O bispo Edir Macedo, fundador da Igreja Universal e controlador do banco Digimais, afirmou em pregação, publicada na manhã desta quarta-feira (24), que está tranquilo e "em paz com Deus". A declaração foi feita um dia após a Operação Miragem, ação da PF (Polícia Federal) que investiga possíveis irregularidades na instituição financeira do líder religioso.

Sem citar diretamente a operação policial, Macedo disse confiar que seus adversários serão derrotados "como os do passado". Durante o discurso, o bispo disse ter "a consciência absolutamente tranquila e em paz".

A operação foi realizada em endereços ligados ao Digimais e à gestora ID Serviços Financeiros, que prestava serviços ao banco. A ação investiga possíveis crimes contra o sistema financeiro nacional, incluindo fraudes em registros contábeis e relatórios financeiros, além de realização de empréstimos e financiamentos proibidos por lei.

A investigação suspeita que diretores do Digimais tenham manipulado os relatórios financeiros do banco para esconder a verdadeira situação financeira da instituição e aparentar solidez diante dos órgãos de controle.

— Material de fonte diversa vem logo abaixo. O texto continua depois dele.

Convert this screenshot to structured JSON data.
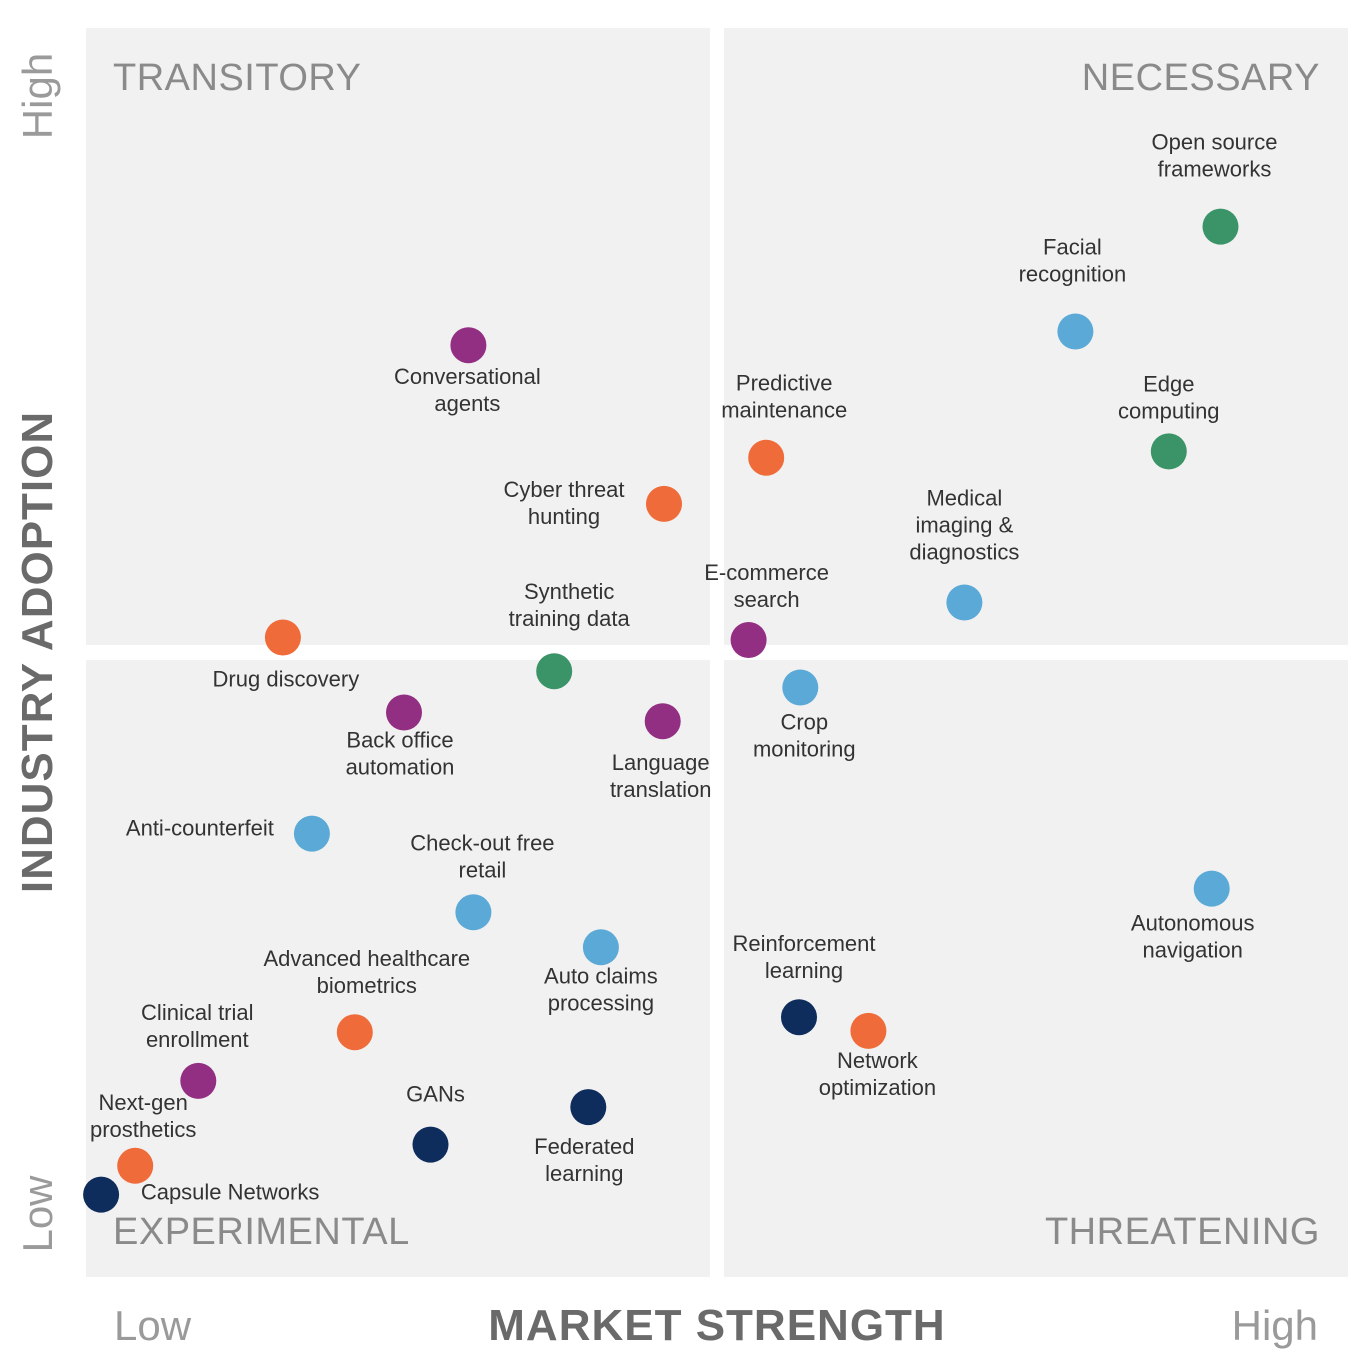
{
  "chart_data": {
    "type": "scatter",
    "title": "",
    "xlabel": "MARKET STRENGTH",
    "ylabel": "INDUSTRY ADOPTION",
    "x_low": "Low",
    "x_high": "High",
    "y_low": "Low",
    "y_high": "High",
    "xlim": [
      0,
      100
    ],
    "ylim": [
      0,
      100
    ],
    "grid": false,
    "quadrants": {
      "top_left": "TRANSITORY",
      "top_right": "NECESSARY",
      "bottom_left": "EXPERIMENTAL",
      "bottom_right": "THREATENING"
    },
    "colors": {
      "purple": "#922f82",
      "orange": "#ef6b3a",
      "blue": "#5ba9d6",
      "green": "#3a9468",
      "navy": "#0f2d5c"
    },
    "points": [
      {
        "label": "Open source frameworks",
        "lines": [
          "Open source",
          "frameworks"
        ],
        "x": 89.9,
        "y": 84.1,
        "color": "green"
      },
      {
        "label": "Facial recognition",
        "lines": [
          "Facial",
          "recognition"
        ],
        "x": 78.4,
        "y": 75.7,
        "color": "blue"
      },
      {
        "label": "Edge computing",
        "lines": [
          "Edge",
          "computing"
        ],
        "x": 85.8,
        "y": 66.1,
        "color": "green"
      },
      {
        "label": "Predictive maintenance",
        "lines": [
          "Predictive",
          "maintenance"
        ],
        "x": 53.9,
        "y": 65.6,
        "color": "orange"
      },
      {
        "label": "Conversational agents",
        "lines": [
          "Conversational",
          "agents"
        ],
        "x": 30.3,
        "y": 74.6,
        "color": "purple"
      },
      {
        "label": "Cyber threat hunting",
        "lines": [
          "Cyber threat",
          "hunting"
        ],
        "x": 45.8,
        "y": 61.9,
        "color": "orange"
      },
      {
        "label": "Medical imaging & diagnostics",
        "lines": [
          "Medical",
          "imaging &",
          "diagnostics"
        ],
        "x": 69.6,
        "y": 54.0,
        "color": "blue"
      },
      {
        "label": "E-commerce search",
        "lines": [
          "E-commerce",
          "search"
        ],
        "x": 52.5,
        "y": 51.0,
        "color": "purple"
      },
      {
        "label": "Synthetic training data",
        "lines": [
          "Synthetic",
          "training data"
        ],
        "x": 37.1,
        "y": 48.5,
        "color": "green"
      },
      {
        "label": "Drug discovery",
        "lines": [
          "Drug discovery"
        ],
        "x": 15.6,
        "y": 51.2,
        "color": "orange"
      },
      {
        "label": "Crop monitoring",
        "lines": [
          "Crop",
          "monitoring"
        ],
        "x": 56.6,
        "y": 47.2,
        "color": "blue"
      },
      {
        "label": "Back office automation",
        "lines": [
          "Back office",
          "automation"
        ],
        "x": 25.2,
        "y": 45.2,
        "color": "purple"
      },
      {
        "label": "Language translation",
        "lines": [
          "Language",
          "translation"
        ],
        "x": 45.7,
        "y": 44.5,
        "color": "purple"
      },
      {
        "label": "Anti-counterfeit",
        "lines": [
          "Anti-counterfeit"
        ],
        "x": 17.9,
        "y": 35.5,
        "color": "blue"
      },
      {
        "label": "Check-out free retail",
        "lines": [
          "Check-out free",
          "retail"
        ],
        "x": 30.7,
        "y": 29.2,
        "color": "blue"
      },
      {
        "label": "Autonomous navigation",
        "lines": [
          "Autonomous",
          "navigation"
        ],
        "x": 89.2,
        "y": 31.1,
        "color": "blue"
      },
      {
        "label": "Auto claims processing",
        "lines": [
          "Auto claims",
          "processing"
        ],
        "x": 40.8,
        "y": 26.4,
        "color": "blue"
      },
      {
        "label": "Advanced healthcare biometrics",
        "lines": [
          "Advanced healthcare",
          "biometrics"
        ],
        "x": 21.3,
        "y": 19.6,
        "color": "orange"
      },
      {
        "label": "Reinforcement learning",
        "lines": [
          "Reinforcement",
          "learning"
        ],
        "x": 56.5,
        "y": 20.8,
        "color": "navy"
      },
      {
        "label": "Network optimization",
        "lines": [
          "Network",
          "optimization"
        ],
        "x": 62.0,
        "y": 19.7,
        "color": "orange"
      },
      {
        "label": "Clinical trial enrollment",
        "lines": [
          "Clinical trial",
          "enrollment"
        ],
        "x": 8.9,
        "y": 15.7,
        "color": "purple"
      },
      {
        "label": "Federated learning",
        "lines": [
          "Federated",
          "learning"
        ],
        "x": 39.8,
        "y": 13.6,
        "color": "navy"
      },
      {
        "label": "GANs",
        "lines": [
          "GANs"
        ],
        "x": 27.3,
        "y": 10.6,
        "color": "navy"
      },
      {
        "label": "Next-gen prosthetics",
        "lines": [
          "Next-gen",
          "prosthetics"
        ],
        "x": 3.9,
        "y": 8.9,
        "color": "orange"
      },
      {
        "label": "Capsule Networks",
        "lines": [
          "Capsule Networks"
        ],
        "x": 1.2,
        "y": 6.6,
        "color": "navy"
      }
    ]
  }
}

Mais de R$ 670 milhões em bens e valores dos investigados foram bloqueados com autorização da Justiça Federal.

Edir Macedo é investigado por ser proprietário do banco, mas não foi alvo de mandado de busca e apreensão porque tem endereço residencial nos Estados Unidos. Houve, no entanto, pedido de quebra de sigilo bancário e fiscal.

A Polícia Federal identificou um esquema no banco em que gestores compraram, por meio de fundos de investimento, fatias de um direito a receber de uma ação judicial de 1967 contra a União. Esses ativos foram reavaliados repetidamente e sem justificativa real, inflando o patrimônio da instituição e gerando uma receita fictícia de R$ 199 milhões nos balanços.

Quando o Banco Central exigiu a correção desses valores, o banco teria recorrido a um contrato que a investigação considera simulado com sua própria controladora para adiar o ajuste contábil até 2032, mantendo a cifra inflada nos registros.

Além do bispo e das empresas ligadas a ele, a operação mirou o diretor jurídico Marcelo de Lima Brasil, o presidente interino João Alves de Campos, diretor contábil Rodrigo Ruggero, os bispos João e Thiago Urbaneja e o gestor de fundos José Roberto Giancoli Filho, todos do Digimais. Também, o diretor da ID Serviços Financeiros, Rodrigo Balassiano.

O Digimais afirmou que permanece à disposição das autoridades e que reafirma seu compromisso com a transparência e a colaboração com as apurações.